Let’s see how much wealth Well Health Technologies (TSX:WELL) created for shareholders as a publicly listed company.
Well Health went public in 2016
Shares of Well Health were listed on the TSX back in April 2016 at $0.11. In fewer than seven years, WELL stock has returned 2,580% to investors, easily outpacing the broader indices in this period. So, an investment of $1,000 in Well Health’s IPO would be worth almost $26,800 today.
Comparatively, the S&P 500 index and the TSX have returned 113% and 83%, respectively, to investors since April 2016.
But past returns should not matter much to current or future investors.
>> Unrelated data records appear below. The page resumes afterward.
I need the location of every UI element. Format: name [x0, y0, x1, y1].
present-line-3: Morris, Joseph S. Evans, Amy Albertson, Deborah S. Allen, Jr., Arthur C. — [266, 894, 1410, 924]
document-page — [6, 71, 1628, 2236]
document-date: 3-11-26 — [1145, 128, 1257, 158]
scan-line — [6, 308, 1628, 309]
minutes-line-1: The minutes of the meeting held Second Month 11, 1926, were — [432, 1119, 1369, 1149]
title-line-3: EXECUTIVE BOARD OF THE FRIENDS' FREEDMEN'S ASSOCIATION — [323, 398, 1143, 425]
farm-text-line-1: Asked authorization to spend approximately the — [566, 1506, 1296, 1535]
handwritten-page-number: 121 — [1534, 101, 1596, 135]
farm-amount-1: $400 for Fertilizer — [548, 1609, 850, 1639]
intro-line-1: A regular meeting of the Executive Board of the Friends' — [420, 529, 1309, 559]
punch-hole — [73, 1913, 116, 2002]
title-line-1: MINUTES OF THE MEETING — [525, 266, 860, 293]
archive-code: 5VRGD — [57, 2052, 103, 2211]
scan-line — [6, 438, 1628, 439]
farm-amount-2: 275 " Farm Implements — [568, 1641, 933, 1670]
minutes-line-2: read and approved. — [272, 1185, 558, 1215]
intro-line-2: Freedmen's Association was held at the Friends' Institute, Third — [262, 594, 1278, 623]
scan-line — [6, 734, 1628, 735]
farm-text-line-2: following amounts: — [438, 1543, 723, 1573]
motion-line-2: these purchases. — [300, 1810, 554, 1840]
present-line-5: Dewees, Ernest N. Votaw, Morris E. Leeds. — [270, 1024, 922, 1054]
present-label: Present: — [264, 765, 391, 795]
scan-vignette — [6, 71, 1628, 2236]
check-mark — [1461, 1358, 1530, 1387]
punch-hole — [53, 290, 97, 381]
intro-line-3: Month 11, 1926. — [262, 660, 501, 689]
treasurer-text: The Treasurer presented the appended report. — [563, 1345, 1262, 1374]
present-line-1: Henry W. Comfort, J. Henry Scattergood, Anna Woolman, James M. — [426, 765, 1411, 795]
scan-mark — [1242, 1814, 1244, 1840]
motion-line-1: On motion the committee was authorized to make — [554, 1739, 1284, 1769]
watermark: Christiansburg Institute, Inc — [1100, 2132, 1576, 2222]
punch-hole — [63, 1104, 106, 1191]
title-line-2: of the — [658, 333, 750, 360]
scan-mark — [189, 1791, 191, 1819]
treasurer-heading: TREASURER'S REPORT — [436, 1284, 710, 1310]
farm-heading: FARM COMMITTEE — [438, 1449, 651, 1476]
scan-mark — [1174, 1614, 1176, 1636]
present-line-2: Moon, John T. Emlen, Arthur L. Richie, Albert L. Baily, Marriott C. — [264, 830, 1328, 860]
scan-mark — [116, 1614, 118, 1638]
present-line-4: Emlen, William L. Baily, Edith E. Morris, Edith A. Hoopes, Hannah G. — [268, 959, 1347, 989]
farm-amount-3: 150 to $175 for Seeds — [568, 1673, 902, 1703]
Moreover, WELL stock is currently trading 71% below all-time highs and can easily move lower if market sentiment deteriorates in 2023. Let’s see if Well Health remains a top buy for potential shareholders right now.
Is Well Health a buy or sell?
Well Health offers several omni-channel healthcare services in Canada and the United States. It is among the largest providers of anesthesia services to gastroenterologists in 48 states south of the border. Well Health’s healthcare business in the U.S. supports more than 1,000 practitioners.
It also supports 2,500 clinicians in Canada and is the largest outpatient medical clinic owner-operator in the country. Over the years, Well has successfully built a robust end-to-end healthcare system ranging from primary care, allied care, diagnostics, and specialist care, among others.
Well Health has focused on highly accretive acquisition to drive top-line growth higher in recent years. Its sales have risen from $32.8 million in 2019 to $302 million in 2021. The company expects to end 2022 with more than $560 million in sales and adjusted EBITDA (earnings before interest, tax, depreciation, and amortization) of $560 million.
Well Health should deliver consistent profits going forward, which will be used to fund future acquisitions, reinvest in organic growth or initiate share buybacks.
In the first nine months of 2022, Well Health more than doubled its sales to $412.6 million. Its gross margin in the last three quarters also improved to 54.1% compared to 48.3% in the year-ago period.
What’s next for WELL’s stock price and investors?
Valued at a market cap of $611 million, WELL stock is priced at less than 1.2 times forward sales, which is quite cheap for a growth stock. The ongoing market volatility might drive Well Health shares lower in 2023. But the company’s enticing valuation, widening profit margins, and enviable revenue growth make it a top bet right now.
Analysts remain bullish on WELL stock and have a 12-month price target of $7.66, which indicates an upside potential of almost 200% from current price levels. It makes sense to allocate a small portion of your equity portfolio toward this small-cap growth stock.